Even still, the creation of a reality (in your mind) is contingent upon a physical universe already existing which can be observed. So existence precedes essence and the physical universe precedes our interpretation of it, since we are part of that physical universe.

However, it's not clear that the physical universe and reality are really two separate things. That would mean that our perceptions are actually part of the physical universe and thus the word "physical" would be unnecessary when describing 'the whole' of existence.

You would have to talk about containment theory and causality I guess.

But in either case existence makes observation possible.

Drew said...

Separating external reality from perception is akin to the "mind as a mirror" philosophical analogy.

That is to say, objects in external reality are reflected in internal reality to certain degrees of accuracy by the mind.

I agree with you in that I'm not sold on this. That's kind of my point. It is not the reflection of reality that resides in a mind or minds, it is the reality itself, since we are unable to ascertain whether the object being reflected actually exists and thus it's nonsensical to differentiate.

Edgar said...

For those that may not be familiar with the topics and ideas being discussed here let me recap a little.

In order to talk about absolute truth we must discuss the limits of human reason. In order to do that we must look closely at the process of receiving knowledge from physical objects and examining the phenomena that converts that information into what appears to be our reality.

Now to Drew:

I learned a long time ago when having these arguments that it is important to define reality vs physical universe. Only then can we continue to explore this interesting line of reasoning in an efficient and coherent way.

So, for the purpose of this argument shall we distinguish between the physical universe and reality?

Because there are many fine points and tricky tautological concepts regarding containment theory and causality which is where this is headed if we do it right.

Drew, we need to define reality vs the physical universe before we con't.

Drew said...

I think that's what we've been trying to do.

I'm a materialist at heart, so clearly I don't differentiate in the purest sense between the physical universe and reality.

Matt Chewning said...

"Brown nose" hum.....don't act like you haven't been the King of compliments and siding with Brian. Things like:

Hope you're not wasting your breath educating those who don't want to be educated, Bri.

How many times did I try to say the same thing you just did?

I understand Einstein as I'm sure Brian does.

I guess it takes one to know one.

Drew said...

Yes but I don't leave messages encouraging Brian to have a persecution complex.

Edgar said...

Why am I so confused suddenly?
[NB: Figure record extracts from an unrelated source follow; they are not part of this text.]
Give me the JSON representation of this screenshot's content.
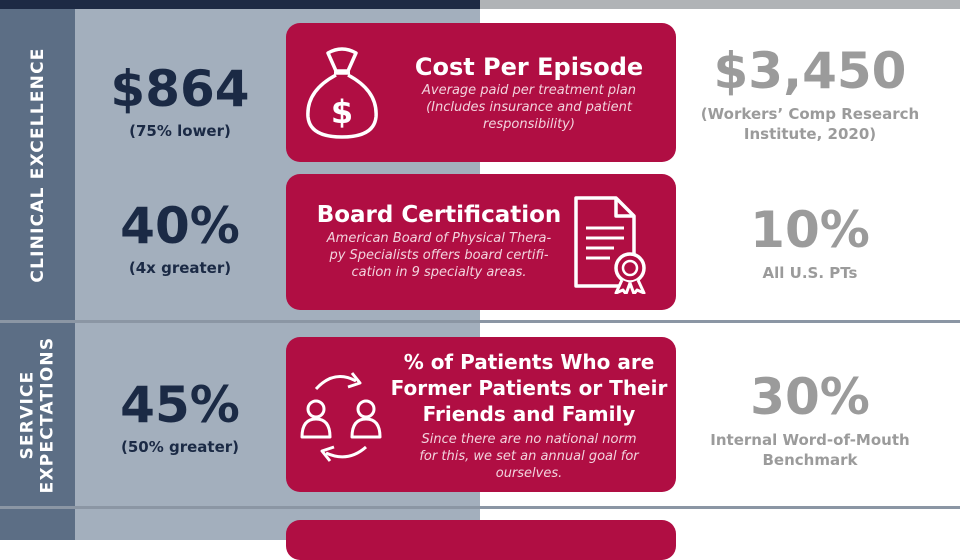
{
  "sections": [
    {
      "label": "CLINICAL EXCELLENCE"
    },
    {
      "label_lines": [
        "SERVICE",
        "EXPECTATIONS"
      ]
    }
  ],
  "rows": [
    {
      "metric": {
        "value": "$864",
        "note": "(75% lower)"
      },
      "card": {
        "title": "Cost Per Episode",
        "desc_lines": [
          "Average paid per treatment plan",
          "(Includes insurance and patient",
          "responsibility)"
        ],
        "icon": "money-bag-icon"
      },
      "benchmark": {
        "value": "$3,450",
        "note_lines": [
          "(Workers’ Comp Research",
          "Institute, 2020)"
        ]
      }
    },
    {
      "metric": {
        "value": "40%",
        "note": "(4x greater)"
      },
      "card": {
        "title": "Board Certification",
        "desc_lines": [
          "American Board of Physical Thera-",
          "py Specialists offers board certifi-",
          "cation in 9 specialty areas."
        ],
        "icon": "certificate-icon"
      },
      "benchmark": {
        "value": "10%",
        "note_lines": [
          "All U.S. PTs"
        ]
      }
    },
    {
      "metric": {
        "value": "45%",
        "note": "(50% greater)"
      },
      "card": {
        "title_lines": [
          "% of Patients Who are",
          "Former Patients or Their",
          "Friends and Family"
        ],
        "desc_lines": [
          "Since there are no national norm",
          "for this, we set an annual goal for",
          "ourselves."
        ],
        "icon": "referral-cycle-icon"
      },
      "benchmark": {
        "value": "30%",
        "note_lines": [
          "Internal Word-of-Mouth",
          "Benchmark"
        ]
      }
    }
  ],
  "colors": {
    "navy": "#1d2a44",
    "sidebar": "#5c6e85",
    "left_panel": "#a3afbd",
    "card": "#b00e43",
    "benchmark_gray": "#9b9b9b"
  }
}
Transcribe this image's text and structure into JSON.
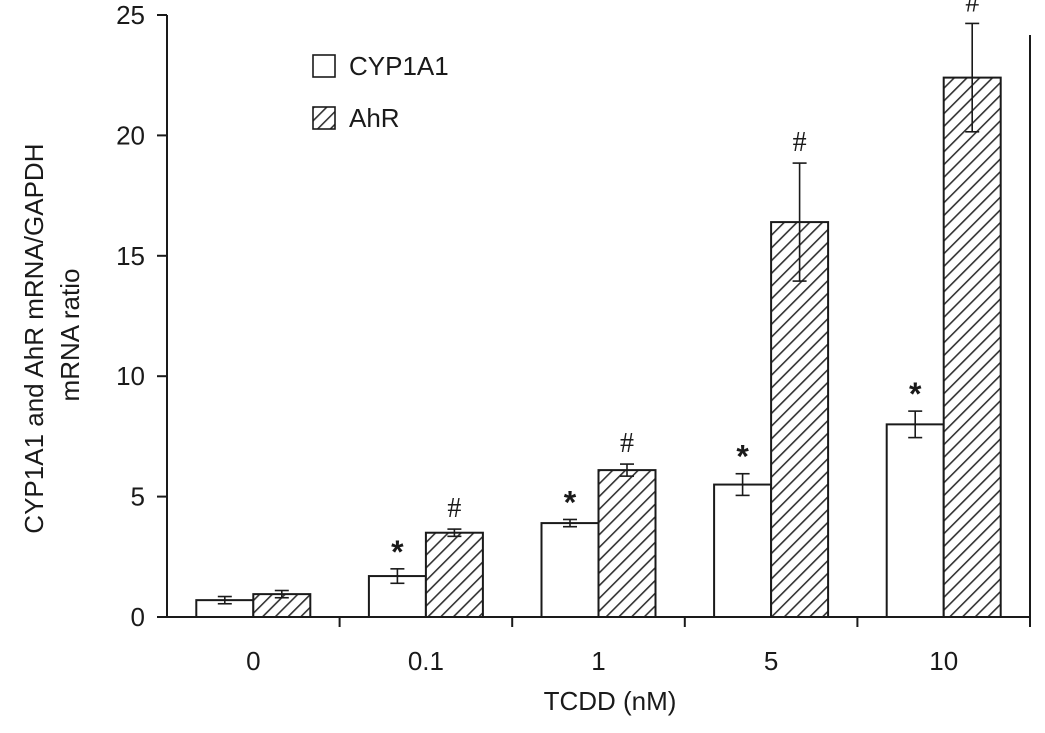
{
  "chart_data": {
    "type": "bar",
    "xlabel": "TCDD (nM)",
    "ylabel_lines": [
      "CYP1A1 and AhR mRNA/GAPDH",
      "mRNA ratio"
    ],
    "categories": [
      "0",
      "0.1",
      "1",
      "5",
      "10"
    ],
    "ylim": [
      0,
      25
    ],
    "yticks": [
      0,
      5,
      10,
      15,
      20,
      25
    ],
    "grid": false,
    "legend_position": "top-left",
    "series": [
      {
        "name": "CYP1A1",
        "fill": "white",
        "values": [
          0.7,
          1.7,
          3.9,
          5.5,
          8.0
        ],
        "errors": [
          0.15,
          0.3,
          0.15,
          0.45,
          0.55
        ],
        "marks": [
          "",
          "*",
          "*",
          "*",
          "*"
        ]
      },
      {
        "name": "AhR",
        "fill": "hatched",
        "values": [
          0.95,
          3.5,
          6.1,
          16.4,
          22.4
        ],
        "errors": [
          0.15,
          0.15,
          0.25,
          2.45,
          2.25
        ],
        "marks": [
          "",
          "#",
          "#",
          "#",
          "#"
        ]
      }
    ]
  },
  "colors": {
    "ink": "#1a1a1a",
    "background": "#ffffff"
  }
}
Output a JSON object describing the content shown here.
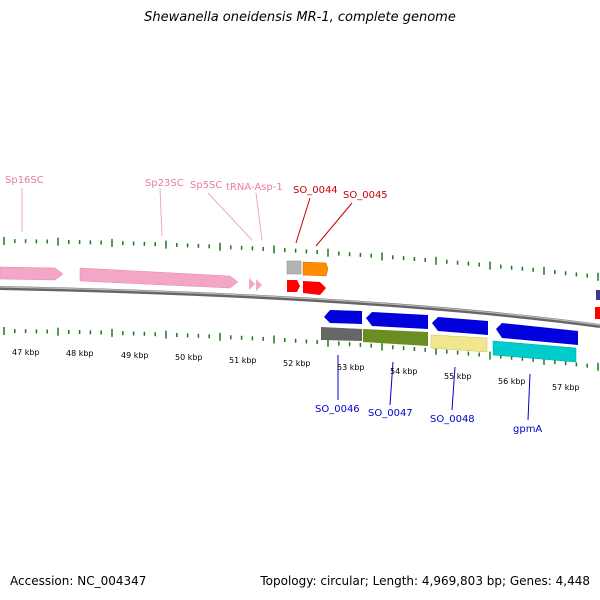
{
  "title": "Shewanella oneidensis MR-1, complete genome",
  "accession": "Accession: NC_004347",
  "summary": "Topology: circular; Length: 4,969,803 bp; Genes: 4,448",
  "colors": {
    "backbone": "#888888",
    "tick": "#1a7a1a",
    "rna": "#f4a6c6",
    "rna_label": "#e87aa8",
    "forward_label": "#cc0000",
    "reverse_label": "#0000cc",
    "red": "#ff0000",
    "orange": "#ff8c00",
    "gray": "#b4b4b4",
    "blue": "#0000dd",
    "darkgray": "#666666",
    "olive": "#6b8e23",
    "khaki": "#f0e68c",
    "cyan": "#00cccc"
  },
  "ruler": {
    "labels": [
      "47 kbp",
      "48 kbp",
      "49 kbp",
      "50 kbp",
      "51 kbp",
      "52 kbp",
      "53 kbp",
      "54 kbp",
      "55 kbp",
      "56 kbp",
      "57 kbp"
    ]
  },
  "labels": {
    "sp16sc": "Sp16SC",
    "sp23sc": "Sp23SC",
    "sp5sc": "Sp5SC",
    "trna_asp": "tRNA-Asp-1",
    "so_0044": "SO_0044",
    "so_0045": "SO_0045",
    "so_0046": "SO_0046",
    "so_0047": "SO_0047",
    "so_0048": "SO_0048",
    "gpma": "gpmA"
  }
}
These last two comments don't make sense to me. What are you referring to? How did this pop up?

I was getting ready to reply re: materialism etc...

Drew said...

Matt posted his comment on the wrong thread, but I knew to what he was referring.

Edgar said...

"Yes but I don't leave messages encouraging Brian to have a persecution complex."

Oh PLEASE!! If a grown man can't handle other peoples opinions then he shouldn't be arguing in the first place.

I guess when you are a feminized liberal man you get your feelings hurt easily.

Drew, I still like debating both you and Brian and I wish he wasn't in his room pouting like a little girl, but that's his choice. He can hate me, I'm ok with that.

But I still want to debate a lot of philosophical issues with you. The question is where?

I'd like to discuss postmodern philosophy in all its scope but without hijacking Matts blog.